Compreensíveis, portanto, as ironias reservadas a Di Stefano nas últimas semanas devido à sua súbita conversão atlantista, pois o Di Stefano que hoje se alinha sem "se" nem "mas" à firme condenação da comunidade internacional pela decisão de Vladimir Putin de reconhecer as repúblicas separatistas de Donetsk e Luganks e de invadir a Ucrânia é a mesma pessoa que definiu a Ucrânia como um "estado fantoche da OTAN (EUA e UE)", como lembrado, entre outros, por Luciano Capone no "Il Foglio" de fevereiro passado 23.

 

As exibições de Matteo Salvini vestindo uma camiseta com a imagem de Putin estampada, contra o fundo do Kremlin ou no Parlamento Europeu, bem como suas tiradas ("Dou dois Mattarella em troca de meio Putin!"), são apenas a representação folclorista de algo muito mais sólido. É bem conhecida a situação da investigação conhecida como "Russiagate", que começou após os artigos publicados na Itália pelo "L'Espresso" e, no exterior, pelas agências de jornalismo investigativo BuzzFeed e Bellingcat no verão europeu de 2019. A investigação da magistratura ainda está em curso.

 

Moscou, Hotel Metropol

 

Em 18 de outubro de 2018 - governo Liga-M5S com Salvini vice-primeiro-ministro e Ministro do Interior - alguns homens se encontram no hotel Metropol de Moscou. São três italianos e três russos e falam de política, mas também de negócios.

 

O italiano mais importante é Gianluca Savoini, colaborador próximo de Matteo Salvini (antes dele, também de Umberto Bossi e Roberto Maroni), fundador e presidente da Associação Lombardia-Rússia, anteriormente membro do grupo de extrema-direita "Orion", reunido em torno do já mencionado Maurizio Murelli e do qual também fazia parte o que se tornará outro importante expoente da Liga, Mario Borghezio.

 

Um dos russos presentes no encontro no hotel de Moscou é Ilya Yakunin, considerado muito próximo a Vladimir Putin.

 

De acordo com as acusações, Savoini e os outros teriam estabelecido negociações para obter, como parte de um acordo comercial entre Itália e Rússia para a compra de combustível, um financiamento oculto de algumas dezenas de milhões de euros à Liga.

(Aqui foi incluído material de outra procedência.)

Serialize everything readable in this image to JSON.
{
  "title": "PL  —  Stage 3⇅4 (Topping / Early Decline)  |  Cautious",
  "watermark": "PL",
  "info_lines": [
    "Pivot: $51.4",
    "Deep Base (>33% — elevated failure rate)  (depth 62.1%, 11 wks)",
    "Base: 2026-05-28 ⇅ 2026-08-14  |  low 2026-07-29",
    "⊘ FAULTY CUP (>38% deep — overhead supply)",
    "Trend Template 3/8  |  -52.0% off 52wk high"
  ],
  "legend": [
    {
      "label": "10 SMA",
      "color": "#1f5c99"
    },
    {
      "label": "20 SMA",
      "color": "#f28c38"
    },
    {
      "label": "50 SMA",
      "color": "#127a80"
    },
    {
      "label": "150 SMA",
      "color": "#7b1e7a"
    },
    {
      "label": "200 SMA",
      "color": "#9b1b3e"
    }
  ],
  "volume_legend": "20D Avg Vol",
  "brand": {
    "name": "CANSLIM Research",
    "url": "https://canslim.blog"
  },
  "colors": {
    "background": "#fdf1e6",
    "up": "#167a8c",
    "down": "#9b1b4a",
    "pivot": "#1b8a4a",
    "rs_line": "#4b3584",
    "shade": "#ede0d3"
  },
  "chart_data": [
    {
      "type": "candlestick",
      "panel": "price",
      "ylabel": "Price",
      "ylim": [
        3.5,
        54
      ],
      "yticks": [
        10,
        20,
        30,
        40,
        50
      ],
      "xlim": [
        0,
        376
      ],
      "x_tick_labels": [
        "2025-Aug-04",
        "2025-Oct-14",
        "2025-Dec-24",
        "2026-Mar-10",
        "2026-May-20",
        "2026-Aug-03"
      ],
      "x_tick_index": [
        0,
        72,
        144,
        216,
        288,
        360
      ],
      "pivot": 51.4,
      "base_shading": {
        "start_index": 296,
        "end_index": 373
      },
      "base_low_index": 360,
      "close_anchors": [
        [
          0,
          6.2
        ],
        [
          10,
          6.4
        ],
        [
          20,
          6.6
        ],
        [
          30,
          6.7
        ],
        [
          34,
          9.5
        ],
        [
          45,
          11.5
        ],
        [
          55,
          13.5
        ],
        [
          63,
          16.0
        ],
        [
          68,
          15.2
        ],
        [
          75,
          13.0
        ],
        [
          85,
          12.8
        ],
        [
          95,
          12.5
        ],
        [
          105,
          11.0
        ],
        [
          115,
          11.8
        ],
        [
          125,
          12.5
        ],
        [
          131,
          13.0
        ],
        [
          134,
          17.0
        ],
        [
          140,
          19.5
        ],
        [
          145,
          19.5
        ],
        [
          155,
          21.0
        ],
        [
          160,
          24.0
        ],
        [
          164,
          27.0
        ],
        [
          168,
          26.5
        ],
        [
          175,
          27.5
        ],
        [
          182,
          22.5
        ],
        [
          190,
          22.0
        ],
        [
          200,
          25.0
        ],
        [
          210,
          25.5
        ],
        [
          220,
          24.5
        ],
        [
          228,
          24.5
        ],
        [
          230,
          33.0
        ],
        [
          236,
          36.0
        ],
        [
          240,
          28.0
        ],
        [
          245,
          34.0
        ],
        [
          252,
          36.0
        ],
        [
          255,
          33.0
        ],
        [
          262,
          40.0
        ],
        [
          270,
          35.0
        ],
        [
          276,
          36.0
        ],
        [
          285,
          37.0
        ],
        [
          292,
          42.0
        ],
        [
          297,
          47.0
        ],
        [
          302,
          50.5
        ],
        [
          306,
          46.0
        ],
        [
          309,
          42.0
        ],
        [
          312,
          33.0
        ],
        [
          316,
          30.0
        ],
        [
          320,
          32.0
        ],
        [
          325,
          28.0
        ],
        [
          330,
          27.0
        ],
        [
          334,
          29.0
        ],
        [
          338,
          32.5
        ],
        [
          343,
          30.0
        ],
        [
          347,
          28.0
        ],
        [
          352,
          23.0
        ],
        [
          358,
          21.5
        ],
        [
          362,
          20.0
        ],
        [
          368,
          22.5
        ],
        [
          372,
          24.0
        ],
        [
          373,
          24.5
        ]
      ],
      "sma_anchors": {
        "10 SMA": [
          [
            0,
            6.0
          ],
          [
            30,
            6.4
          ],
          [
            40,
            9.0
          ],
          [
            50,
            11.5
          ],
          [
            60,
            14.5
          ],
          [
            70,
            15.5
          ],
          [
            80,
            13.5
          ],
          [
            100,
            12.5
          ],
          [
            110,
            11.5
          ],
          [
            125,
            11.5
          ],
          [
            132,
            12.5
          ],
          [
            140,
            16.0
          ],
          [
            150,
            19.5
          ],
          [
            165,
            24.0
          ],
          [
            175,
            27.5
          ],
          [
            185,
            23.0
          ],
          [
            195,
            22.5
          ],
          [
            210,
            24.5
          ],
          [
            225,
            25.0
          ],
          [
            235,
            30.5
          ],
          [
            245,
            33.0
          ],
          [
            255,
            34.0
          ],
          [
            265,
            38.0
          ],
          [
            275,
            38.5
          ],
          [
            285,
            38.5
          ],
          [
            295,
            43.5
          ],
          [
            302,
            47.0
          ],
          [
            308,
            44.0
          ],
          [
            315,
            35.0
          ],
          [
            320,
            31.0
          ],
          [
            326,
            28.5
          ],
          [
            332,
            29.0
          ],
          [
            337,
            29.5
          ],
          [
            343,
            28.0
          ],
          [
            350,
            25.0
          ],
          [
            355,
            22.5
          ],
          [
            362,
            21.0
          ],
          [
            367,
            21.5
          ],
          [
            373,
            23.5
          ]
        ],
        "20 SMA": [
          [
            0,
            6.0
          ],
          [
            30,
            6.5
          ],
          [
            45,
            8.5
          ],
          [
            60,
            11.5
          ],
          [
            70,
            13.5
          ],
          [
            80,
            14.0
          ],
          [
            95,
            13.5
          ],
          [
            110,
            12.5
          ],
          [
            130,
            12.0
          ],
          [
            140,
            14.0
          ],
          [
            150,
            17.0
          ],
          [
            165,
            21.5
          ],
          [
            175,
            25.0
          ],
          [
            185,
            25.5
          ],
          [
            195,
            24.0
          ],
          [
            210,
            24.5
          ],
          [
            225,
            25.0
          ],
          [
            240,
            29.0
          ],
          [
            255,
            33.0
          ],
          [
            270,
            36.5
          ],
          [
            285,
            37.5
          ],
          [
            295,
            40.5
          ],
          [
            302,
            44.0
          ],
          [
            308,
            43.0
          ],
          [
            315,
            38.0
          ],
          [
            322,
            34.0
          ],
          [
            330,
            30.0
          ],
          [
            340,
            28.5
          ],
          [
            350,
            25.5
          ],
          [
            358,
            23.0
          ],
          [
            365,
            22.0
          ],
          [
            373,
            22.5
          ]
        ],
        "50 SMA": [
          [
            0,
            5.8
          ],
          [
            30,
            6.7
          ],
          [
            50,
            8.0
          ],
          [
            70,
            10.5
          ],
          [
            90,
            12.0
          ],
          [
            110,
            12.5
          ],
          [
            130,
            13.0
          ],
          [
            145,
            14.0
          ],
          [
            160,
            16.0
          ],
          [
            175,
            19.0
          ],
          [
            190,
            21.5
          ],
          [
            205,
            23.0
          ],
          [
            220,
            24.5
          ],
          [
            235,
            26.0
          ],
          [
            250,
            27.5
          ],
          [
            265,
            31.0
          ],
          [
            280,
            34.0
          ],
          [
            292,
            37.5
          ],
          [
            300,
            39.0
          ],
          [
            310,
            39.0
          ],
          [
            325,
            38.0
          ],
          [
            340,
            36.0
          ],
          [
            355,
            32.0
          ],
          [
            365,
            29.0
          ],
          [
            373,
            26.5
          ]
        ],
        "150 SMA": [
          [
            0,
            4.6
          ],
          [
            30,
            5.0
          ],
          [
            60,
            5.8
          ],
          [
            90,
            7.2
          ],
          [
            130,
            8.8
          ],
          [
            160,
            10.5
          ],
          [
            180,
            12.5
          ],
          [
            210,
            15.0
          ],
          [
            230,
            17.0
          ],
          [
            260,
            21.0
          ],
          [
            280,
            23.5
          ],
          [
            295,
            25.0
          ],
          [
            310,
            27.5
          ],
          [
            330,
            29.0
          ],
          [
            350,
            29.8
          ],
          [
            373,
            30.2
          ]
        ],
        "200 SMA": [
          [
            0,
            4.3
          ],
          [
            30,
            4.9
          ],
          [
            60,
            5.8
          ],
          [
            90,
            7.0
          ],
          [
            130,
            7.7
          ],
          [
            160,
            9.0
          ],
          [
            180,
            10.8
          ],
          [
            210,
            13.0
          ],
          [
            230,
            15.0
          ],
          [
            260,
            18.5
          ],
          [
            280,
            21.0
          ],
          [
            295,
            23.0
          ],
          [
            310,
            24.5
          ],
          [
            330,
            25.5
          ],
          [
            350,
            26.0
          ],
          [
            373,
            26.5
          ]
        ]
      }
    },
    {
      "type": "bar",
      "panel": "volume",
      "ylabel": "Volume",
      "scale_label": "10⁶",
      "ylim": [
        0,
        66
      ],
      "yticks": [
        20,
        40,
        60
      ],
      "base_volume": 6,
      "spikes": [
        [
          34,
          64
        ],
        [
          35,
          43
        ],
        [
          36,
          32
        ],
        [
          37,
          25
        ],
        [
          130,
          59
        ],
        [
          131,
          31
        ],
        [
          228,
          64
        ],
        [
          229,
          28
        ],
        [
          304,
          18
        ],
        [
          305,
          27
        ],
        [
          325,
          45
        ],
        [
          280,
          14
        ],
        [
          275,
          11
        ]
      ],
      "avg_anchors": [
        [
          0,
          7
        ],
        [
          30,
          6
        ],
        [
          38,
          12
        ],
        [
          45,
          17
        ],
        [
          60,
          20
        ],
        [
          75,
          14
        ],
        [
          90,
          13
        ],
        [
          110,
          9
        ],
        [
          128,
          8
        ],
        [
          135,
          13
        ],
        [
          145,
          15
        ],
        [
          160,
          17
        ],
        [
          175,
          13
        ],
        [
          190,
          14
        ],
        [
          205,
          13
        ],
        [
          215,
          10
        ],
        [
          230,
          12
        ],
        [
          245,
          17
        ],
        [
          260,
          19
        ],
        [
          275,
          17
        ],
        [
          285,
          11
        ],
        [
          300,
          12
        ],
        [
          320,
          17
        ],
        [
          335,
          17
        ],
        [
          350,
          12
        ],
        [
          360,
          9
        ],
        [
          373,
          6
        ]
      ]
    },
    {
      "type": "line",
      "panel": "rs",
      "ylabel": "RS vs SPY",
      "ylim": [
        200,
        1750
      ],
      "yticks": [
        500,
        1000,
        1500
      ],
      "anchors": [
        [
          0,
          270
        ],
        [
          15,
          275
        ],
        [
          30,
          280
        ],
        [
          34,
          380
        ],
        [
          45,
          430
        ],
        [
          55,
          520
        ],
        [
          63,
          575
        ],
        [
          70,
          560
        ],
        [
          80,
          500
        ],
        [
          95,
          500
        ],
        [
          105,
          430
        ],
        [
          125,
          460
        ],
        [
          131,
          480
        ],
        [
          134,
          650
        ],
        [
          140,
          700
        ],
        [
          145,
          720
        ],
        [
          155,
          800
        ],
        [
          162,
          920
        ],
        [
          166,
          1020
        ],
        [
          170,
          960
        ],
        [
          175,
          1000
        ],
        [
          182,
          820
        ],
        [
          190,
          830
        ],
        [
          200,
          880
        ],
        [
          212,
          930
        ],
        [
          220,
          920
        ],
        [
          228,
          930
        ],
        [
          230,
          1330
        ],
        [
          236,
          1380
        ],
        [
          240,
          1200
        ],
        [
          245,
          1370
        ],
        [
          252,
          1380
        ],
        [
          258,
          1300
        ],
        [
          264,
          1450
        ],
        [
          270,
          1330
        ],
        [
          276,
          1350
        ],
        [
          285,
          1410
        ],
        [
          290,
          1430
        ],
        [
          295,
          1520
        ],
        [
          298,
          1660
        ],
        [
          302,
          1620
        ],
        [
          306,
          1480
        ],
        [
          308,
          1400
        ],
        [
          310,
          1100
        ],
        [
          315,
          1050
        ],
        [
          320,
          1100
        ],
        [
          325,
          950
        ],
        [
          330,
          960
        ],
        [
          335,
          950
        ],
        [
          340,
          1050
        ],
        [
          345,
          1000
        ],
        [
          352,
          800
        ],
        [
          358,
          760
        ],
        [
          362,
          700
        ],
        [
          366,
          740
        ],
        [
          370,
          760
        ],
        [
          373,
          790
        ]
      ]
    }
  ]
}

Em uma foto tirada em frente ao hotel Metropol no dia anterior ao encontro, Aleksandr Dugin aparece ao lado de Savoini, que, aliás, na época era presidente honorário da associação Piemonte-Rússia, gêmea daquelas dirigidas pelo mesmo Savoini e pelo "fascista do Terceiro Milênio" Antonini.

 

Poucas semanas antes das revelações do “L'Espresso” e do início da investigação judicial, Aleksandr Dugin é o principal orador em uma conferência do movimento juvenil da Liga realizada no castelo de Monteruzzo em Castiglione Olona, em área de Varese. Justamente Gianluca Savoini organiza o encontro entre Dugin e o movimento juvenil do Carroccio. Naquela ocasião, Dugin declarou: “Conheço Salvini pessoalmente, acredito que ele é o melhor líder da nova Europa, é o homem do futuro”.

 

Embora, com toda a probabilidade, a grande maioria dos cidadãos italianos nem mesmo está ciente de sua existência, a influência de Aleksandr Dugin foi e está longe de ser irrelevante.